The word 'feral' means members of a domesticated cats that have reverted to living as wild animals and have had little or no contact with humans.
What makes a cat feral?
Cats learn what is normal at a very young age, during what is known as a 'socialisation period.' Between the ages of two to six weeks, kittens can learn to enjoy human contact, forming a bond and becoming great pets. Feral cats are usually the offspring of stray, feral or abandoned cats and have missed out on this early experience, making them likely to be wary of humans.
How can I care for a feral cat?
Despite their wild nature, feral cats still need a level of care. With many ferals living in colonies, the cat population can grow quickly. Neutering and returning the cats to their colony stops continual breeding.
While most ferals are resourceful when it comes to finding food, it is good to keep an eye on them during the winter. If you suspect a feral cat is sick or injured, they can be trapped and taken to the vet.

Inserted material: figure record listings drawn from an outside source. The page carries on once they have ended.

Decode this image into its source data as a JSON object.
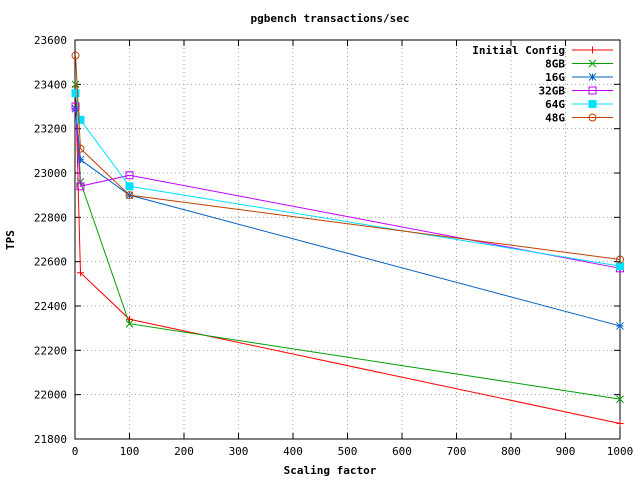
{
  "chart_data": {
    "type": "line",
    "title": "pgbench transactions/sec",
    "xlabel": "Scaling factor",
    "ylabel": "TPS",
    "xlim": [
      0,
      1000
    ],
    "ylim": [
      21800,
      23600
    ],
    "xticks": [
      0,
      100,
      200,
      300,
      400,
      500,
      600,
      700,
      800,
      900,
      1000
    ],
    "yticks": [
      21800,
      22000,
      22200,
      22400,
      22600,
      22800,
      23000,
      23200,
      23400,
      23600
    ],
    "grid": true,
    "legend_position": "top-right",
    "series": [
      {
        "name": "Initial Config",
        "color": "#ff0000",
        "marker": "plus",
        "points": [
          [
            1,
            23390
          ],
          [
            10,
            22550
          ],
          [
            100,
            22340
          ],
          [
            1000,
            21870
          ]
        ]
      },
      {
        "name": "8GB",
        "color": "#00a000",
        "marker": "cross",
        "points": [
          [
            1,
            23400
          ],
          [
            10,
            22960
          ],
          [
            100,
            22320
          ],
          [
            1000,
            21980
          ]
        ]
      },
      {
        "name": "16G",
        "color": "#0060c0",
        "marker": "star",
        "points": [
          [
            1,
            23290
          ],
          [
            10,
            23060
          ],
          [
            100,
            22900
          ],
          [
            1000,
            22310
          ]
        ]
      },
      {
        "name": "32GB",
        "color": "#c000ff",
        "marker": "square-open",
        "points": [
          [
            1,
            23300
          ],
          [
            10,
            22940
          ],
          [
            100,
            22990
          ],
          [
            1000,
            22570
          ]
        ]
      },
      {
        "name": "64G",
        "color": "#00e0ff",
        "marker": "square-filled",
        "points": [
          [
            1,
            23360
          ],
          [
            10,
            23240
          ],
          [
            100,
            22940
          ],
          [
            1000,
            22580
          ]
        ]
      },
      {
        "name": "48G",
        "color": "#c04000",
        "marker": "circle-open",
        "points": [
          [
            1,
            23530
          ],
          [
            10,
            23110
          ],
          [
            100,
            22900
          ],
          [
            1000,
            22610
          ]
        ]
      }
    ]
  }
}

What Canterbury Cats Protection Can do for Feral Cats?
Canterbury Cats Protection work whenever possible to rehome feral and farm cats if they are captured when they are very young (under 10 weeks of age). If we are able to do this we can tame the cat and it can become a loving family pet. Unfortunately outside of this narrow window of time it is impossible to domesticate these cats. They cannot be tamed.
Canterbury Cats Protection practices a Trap, Neuter and Release policy on feral and farm cats. If the cats are neutered and released back into their environment they improve in health, condition and life expectancy. If you know of, or are feeding a group of wild cats and would like us to help, there are a few conditions you need to fulfil.

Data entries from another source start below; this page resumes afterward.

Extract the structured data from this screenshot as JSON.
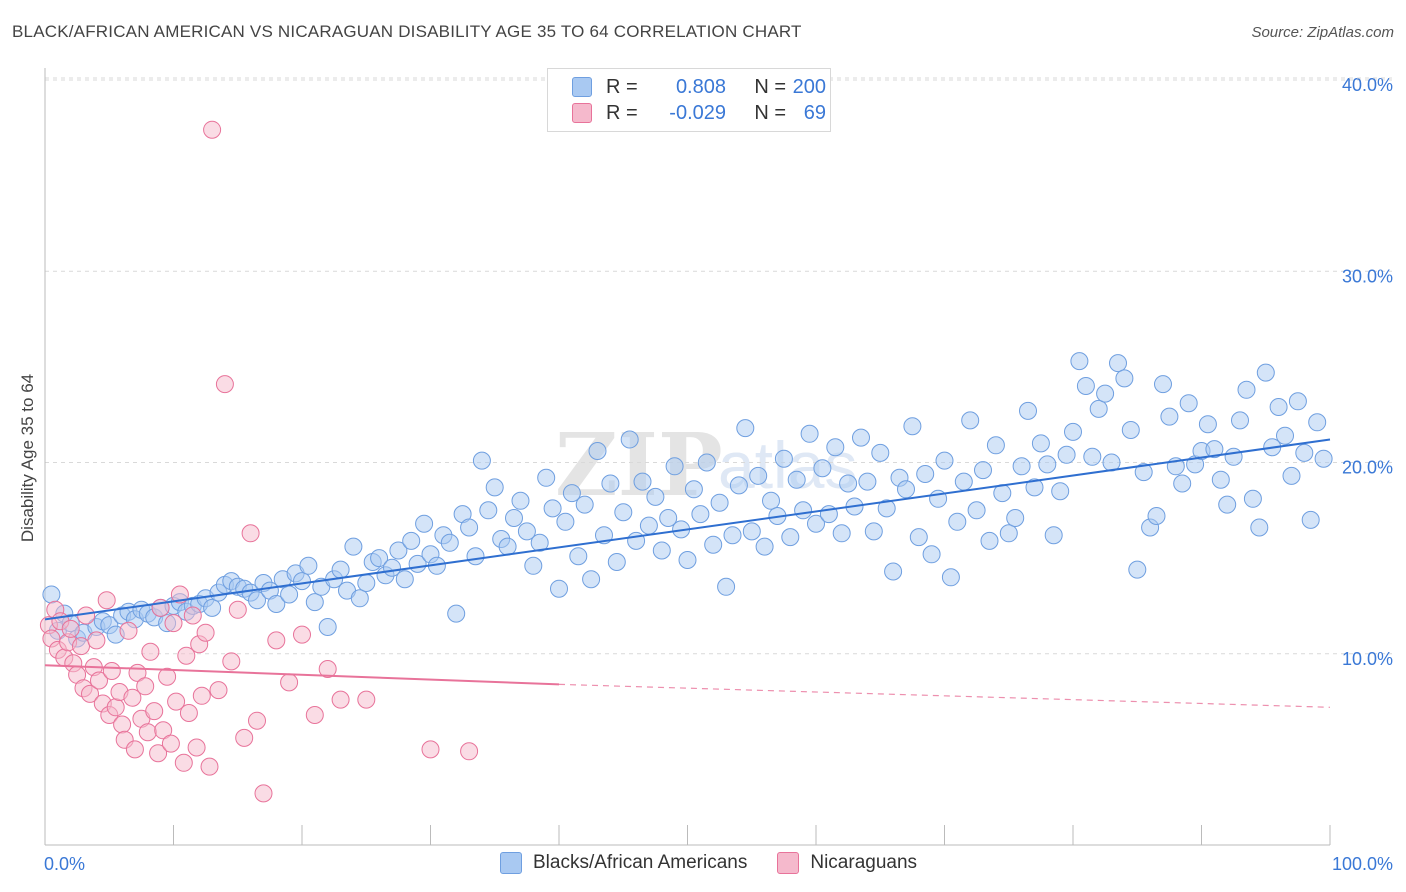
{
  "header": {
    "title": "BLACK/AFRICAN AMERICAN VS NICARAGUAN DISABILITY AGE 35 TO 64 CORRELATION CHART",
    "source": "Source: ZipAtlas.com"
  },
  "watermark": {
    "zip": "ZIP",
    "atlas": "atlas"
  },
  "legend_top": {
    "rows": [
      {
        "r_label": "R =",
        "r_value": "0.808",
        "n_label": "N =",
        "n_value": "200",
        "color": "#a9c9f2"
      },
      {
        "r_label": "R =",
        "r_value": "-0.029",
        "n_label": "N =",
        "n_value": "69",
        "color": "#f5b9cc"
      }
    ]
  },
  "chart_data": {
    "type": "scatter",
    "title": "BLACK/AFRICAN AMERICAN VS NICARAGUAN DISABILITY AGE 35 TO 64 CORRELATION CHART",
    "xlabel": "",
    "ylabel": "Disability Age 35 to 64",
    "xlim": [
      0,
      100
    ],
    "ylim": [
      0,
      40
    ],
    "x_tick_labels": [
      "0.0%",
      "100.0%"
    ],
    "y_ticks": [
      10,
      20,
      30,
      40
    ],
    "y_tick_labels": [
      "10.0%",
      "20.0%",
      "30.0%",
      "40.0%"
    ],
    "grid": true,
    "legend_placement": "top-center and bottom",
    "series": [
      {
        "name": "Blacks/African Americans",
        "color": "#6f9fe0",
        "fill": "#a9c9f2",
        "trend": {
          "x": [
            0,
            100
          ],
          "y": [
            11.8,
            21.2
          ],
          "style": "solid"
        },
        "points": [
          [
            0.5,
            13.1
          ],
          [
            1,
            11.2
          ],
          [
            1.5,
            12.1
          ],
          [
            2,
            11.6
          ],
          [
            2.5,
            10.8
          ],
          [
            3,
            11.1
          ],
          [
            4,
            11.4
          ],
          [
            4.5,
            11.7
          ],
          [
            5,
            11.5
          ],
          [
            5.5,
            11.0
          ],
          [
            6,
            12.0
          ],
          [
            6.5,
            12.2
          ],
          [
            7,
            11.8
          ],
          [
            7.5,
            12.3
          ],
          [
            8,
            12.1
          ],
          [
            8.5,
            11.9
          ],
          [
            9,
            12.4
          ],
          [
            9.5,
            11.6
          ],
          [
            10,
            12.5
          ],
          [
            10.5,
            12.7
          ],
          [
            11,
            12.2
          ],
          [
            11.5,
            12.5
          ],
          [
            12,
            12.6
          ],
          [
            12.5,
            12.9
          ],
          [
            13,
            12.4
          ],
          [
            13.5,
            13.2
          ],
          [
            14,
            13.6
          ],
          [
            14.5,
            13.8
          ],
          [
            15,
            13.5
          ],
          [
            15.5,
            13.4
          ],
          [
            16,
            13.2
          ],
          [
            16.5,
            12.8
          ],
          [
            17,
            13.7
          ],
          [
            17.5,
            13.3
          ],
          [
            18,
            12.6
          ],
          [
            18.5,
            13.9
          ],
          [
            19,
            13.1
          ],
          [
            19.5,
            14.2
          ],
          [
            20,
            13.8
          ],
          [
            20.5,
            14.6
          ],
          [
            21,
            12.7
          ],
          [
            21.5,
            13.5
          ],
          [
            22,
            11.4
          ],
          [
            22.5,
            13.9
          ],
          [
            23,
            14.4
          ],
          [
            23.5,
            13.3
          ],
          [
            24,
            15.6
          ],
          [
            24.5,
            12.9
          ],
          [
            25,
            13.7
          ],
          [
            25.5,
            14.8
          ],
          [
            26,
            15.0
          ],
          [
            26.5,
            14.1
          ],
          [
            27,
            14.5
          ],
          [
            27.5,
            15.4
          ],
          [
            28,
            13.9
          ],
          [
            28.5,
            15.9
          ],
          [
            29,
            14.7
          ],
          [
            29.5,
            16.8
          ],
          [
            30,
            15.2
          ],
          [
            30.5,
            14.6
          ],
          [
            31,
            16.2
          ],
          [
            31.5,
            15.8
          ],
          [
            32,
            12.1
          ],
          [
            32.5,
            17.3
          ],
          [
            33,
            16.6
          ],
          [
            33.5,
            15.1
          ],
          [
            34,
            20.1
          ],
          [
            34.5,
            17.5
          ],
          [
            35,
            18.7
          ],
          [
            35.5,
            16.0
          ],
          [
            36,
            15.6
          ],
          [
            36.5,
            17.1
          ],
          [
            37,
            18.0
          ],
          [
            37.5,
            16.4
          ],
          [
            38,
            14.6
          ],
          [
            38.5,
            15.8
          ],
          [
            39,
            19.2
          ],
          [
            39.5,
            17.6
          ],
          [
            40,
            13.4
          ],
          [
            40.5,
            16.9
          ],
          [
            41,
            18.4
          ],
          [
            41.5,
            15.1
          ],
          [
            42,
            17.8
          ],
          [
            42.5,
            13.9
          ],
          [
            43,
            20.6
          ],
          [
            43.5,
            16.2
          ],
          [
            44,
            18.9
          ],
          [
            44.5,
            14.8
          ],
          [
            45,
            17.4
          ],
          [
            45.5,
            21.2
          ],
          [
            46,
            15.9
          ],
          [
            46.5,
            19.0
          ],
          [
            47,
            16.7
          ],
          [
            47.5,
            18.2
          ],
          [
            48,
            15.4
          ],
          [
            48.5,
            17.1
          ],
          [
            49,
            19.8
          ],
          [
            49.5,
            16.5
          ],
          [
            50,
            14.9
          ],
          [
            50.5,
            18.6
          ],
          [
            51,
            17.3
          ],
          [
            51.5,
            20.0
          ],
          [
            52,
            15.7
          ],
          [
            52.5,
            17.9
          ],
          [
            53,
            13.5
          ],
          [
            53.5,
            16.2
          ],
          [
            54,
            18.8
          ],
          [
            54.5,
            21.8
          ],
          [
            55,
            16.4
          ],
          [
            55.5,
            19.3
          ],
          [
            56,
            15.6
          ],
          [
            56.5,
            18.0
          ],
          [
            57,
            17.2
          ],
          [
            57.5,
            20.2
          ],
          [
            58,
            16.1
          ],
          [
            58.5,
            19.1
          ],
          [
            59,
            17.5
          ],
          [
            59.5,
            21.5
          ],
          [
            60,
            16.8
          ],
          [
            60.5,
            19.7
          ],
          [
            61,
            17.3
          ],
          [
            61.5,
            20.8
          ],
          [
            62,
            16.3
          ],
          [
            62.5,
            18.9
          ],
          [
            63,
            17.7
          ],
          [
            63.5,
            21.3
          ],
          [
            64,
            19.0
          ],
          [
            64.5,
            16.4
          ],
          [
            65,
            20.5
          ],
          [
            65.5,
            17.6
          ],
          [
            66,
            14.3
          ],
          [
            66.5,
            19.2
          ],
          [
            67,
            18.6
          ],
          [
            67.5,
            21.9
          ],
          [
            68,
            16.1
          ],
          [
            68.5,
            19.4
          ],
          [
            69,
            15.2
          ],
          [
            69.5,
            18.1
          ],
          [
            70,
            20.1
          ],
          [
            70.5,
            14.0
          ],
          [
            71,
            16.9
          ],
          [
            71.5,
            19.0
          ],
          [
            72,
            22.2
          ],
          [
            72.5,
            17.5
          ],
          [
            73,
            19.6
          ],
          [
            73.5,
            15.9
          ],
          [
            74,
            20.9
          ],
          [
            74.5,
            18.4
          ],
          [
            75,
            16.3
          ],
          [
            75.5,
            17.1
          ],
          [
            76,
            19.8
          ],
          [
            76.5,
            22.7
          ],
          [
            77,
            18.7
          ],
          [
            77.5,
            21.0
          ],
          [
            78,
            19.9
          ],
          [
            78.5,
            16.2
          ],
          [
            79,
            18.5
          ],
          [
            79.5,
            20.4
          ],
          [
            80,
            21.6
          ],
          [
            80.5,
            25.3
          ],
          [
            81,
            24.0
          ],
          [
            81.5,
            20.3
          ],
          [
            82,
            22.8
          ],
          [
            82.5,
            23.6
          ],
          [
            83,
            20.0
          ],
          [
            83.5,
            25.2
          ],
          [
            84,
            24.4
          ],
          [
            84.5,
            21.7
          ],
          [
            85,
            14.4
          ],
          [
            85.5,
            19.5
          ],
          [
            86,
            16.6
          ],
          [
            86.5,
            17.2
          ],
          [
            87,
            24.1
          ],
          [
            87.5,
            22.4
          ],
          [
            88,
            19.8
          ],
          [
            88.5,
            18.9
          ],
          [
            89,
            23.1
          ],
          [
            89.5,
            19.9
          ],
          [
            90,
            20.6
          ],
          [
            90.5,
            22.0
          ],
          [
            91,
            20.7
          ],
          [
            91.5,
            19.1
          ],
          [
            92,
            17.8
          ],
          [
            92.5,
            20.3
          ],
          [
            93,
            22.2
          ],
          [
            93.5,
            23.8
          ],
          [
            94,
            18.1
          ],
          [
            94.5,
            16.6
          ],
          [
            95,
            24.7
          ],
          [
            95.5,
            20.8
          ],
          [
            96,
            22.9
          ],
          [
            96.5,
            21.4
          ],
          [
            97,
            19.3
          ],
          [
            97.5,
            23.2
          ],
          [
            98,
            20.5
          ],
          [
            98.5,
            17.0
          ],
          [
            99,
            22.1
          ],
          [
            99.5,
            20.2
          ]
        ]
      },
      {
        "name": "Nicaraguans",
        "color": "#e8739a",
        "fill": "#f5b9cc",
        "trend": {
          "x": [
            0,
            40,
            100
          ],
          "y": [
            9.4,
            8.4,
            7.2
          ],
          "style": "solid-then-dashed"
        },
        "points": [
          [
            0.3,
            11.5
          ],
          [
            0.5,
            10.8
          ],
          [
            0.8,
            12.3
          ],
          [
            1,
            10.2
          ],
          [
            1.2,
            11.7
          ],
          [
            1.5,
            9.8
          ],
          [
            1.8,
            10.6
          ],
          [
            2,
            11.3
          ],
          [
            2.2,
            9.5
          ],
          [
            2.5,
            8.9
          ],
          [
            2.8,
            10.4
          ],
          [
            3,
            8.2
          ],
          [
            3.2,
            12.0
          ],
          [
            3.5,
            7.9
          ],
          [
            3.8,
            9.3
          ],
          [
            4,
            10.7
          ],
          [
            4.2,
            8.6
          ],
          [
            4.5,
            7.4
          ],
          [
            4.8,
            12.8
          ],
          [
            5,
            6.8
          ],
          [
            5.2,
            9.1
          ],
          [
            5.5,
            7.2
          ],
          [
            5.8,
            8.0
          ],
          [
            6,
            6.3
          ],
          [
            6.2,
            5.5
          ],
          [
            6.5,
            11.2
          ],
          [
            6.8,
            7.7
          ],
          [
            7,
            5.0
          ],
          [
            7.2,
            9.0
          ],
          [
            7.5,
            6.6
          ],
          [
            7.8,
            8.3
          ],
          [
            8,
            5.9
          ],
          [
            8.2,
            10.1
          ],
          [
            8.5,
            7.0
          ],
          [
            8.8,
            4.8
          ],
          [
            9,
            12.4
          ],
          [
            9.2,
            6.0
          ],
          [
            9.5,
            8.8
          ],
          [
            9.8,
            5.3
          ],
          [
            10,
            11.6
          ],
          [
            10.2,
            7.5
          ],
          [
            10.5,
            13.1
          ],
          [
            10.8,
            4.3
          ],
          [
            11,
            9.9
          ],
          [
            11.2,
            6.9
          ],
          [
            11.5,
            12.0
          ],
          [
            11.8,
            5.1
          ],
          [
            12,
            10.5
          ],
          [
            12.2,
            7.8
          ],
          [
            12.5,
            11.1
          ],
          [
            12.8,
            4.1
          ],
          [
            13,
            37.4
          ],
          [
            13.5,
            8.1
          ],
          [
            14,
            24.1
          ],
          [
            14.5,
            9.6
          ],
          [
            15,
            12.3
          ],
          [
            15.5,
            5.6
          ],
          [
            16,
            16.3
          ],
          [
            16.5,
            6.5
          ],
          [
            17,
            2.7
          ],
          [
            18,
            10.7
          ],
          [
            19,
            8.5
          ],
          [
            20,
            11.0
          ],
          [
            21,
            6.8
          ],
          [
            22,
            9.2
          ],
          [
            23,
            7.6
          ],
          [
            25,
            7.6
          ],
          [
            30,
            5.0
          ],
          [
            33,
            4.9
          ]
        ]
      }
    ]
  },
  "legend_bottom": {
    "items": [
      {
        "label": "Blacks/African Americans",
        "color": "#a9c9f2"
      },
      {
        "label": "Nicaraguans",
        "color": "#f5b9cc"
      }
    ]
  }
}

- If there are just one or two cats, we may lend you a trap along with instructions and we may ask you to trap them yourselves unless kittens are involved.
- For colonies, we need to be granted access to trap in the cats territory. This usually means permission of the land owner or farmer.
- Once we have trapped and neutered a colony, you must be prepared to accept them back if no alternative or better living quarters can be found for them, you must be prepared to continue to feed and watch over them and notify us of any problems in the future.
For more information about our work with feral cats, or to become involved yourself please call our branch line or contact us here. We are always looking for help with trapping and releasing as well as domesticating our rescued ferals.
Is it a Feral Cat or is it a Stray?
If you are unsure if a cat is a feral or a stray there is a handy infographic that can help you. Click here to see this.
A stray cat is a socialised domestic cat who doesn’t (or doesn’t appear to) have an owner. They’re likely to be alone and may often be friendly, if a little nervous.
A feral cat isn’t socialised to humans or the domestic environment, so they’re likely to be less friendly. Most will be fearful of humans and behave like a wild animal.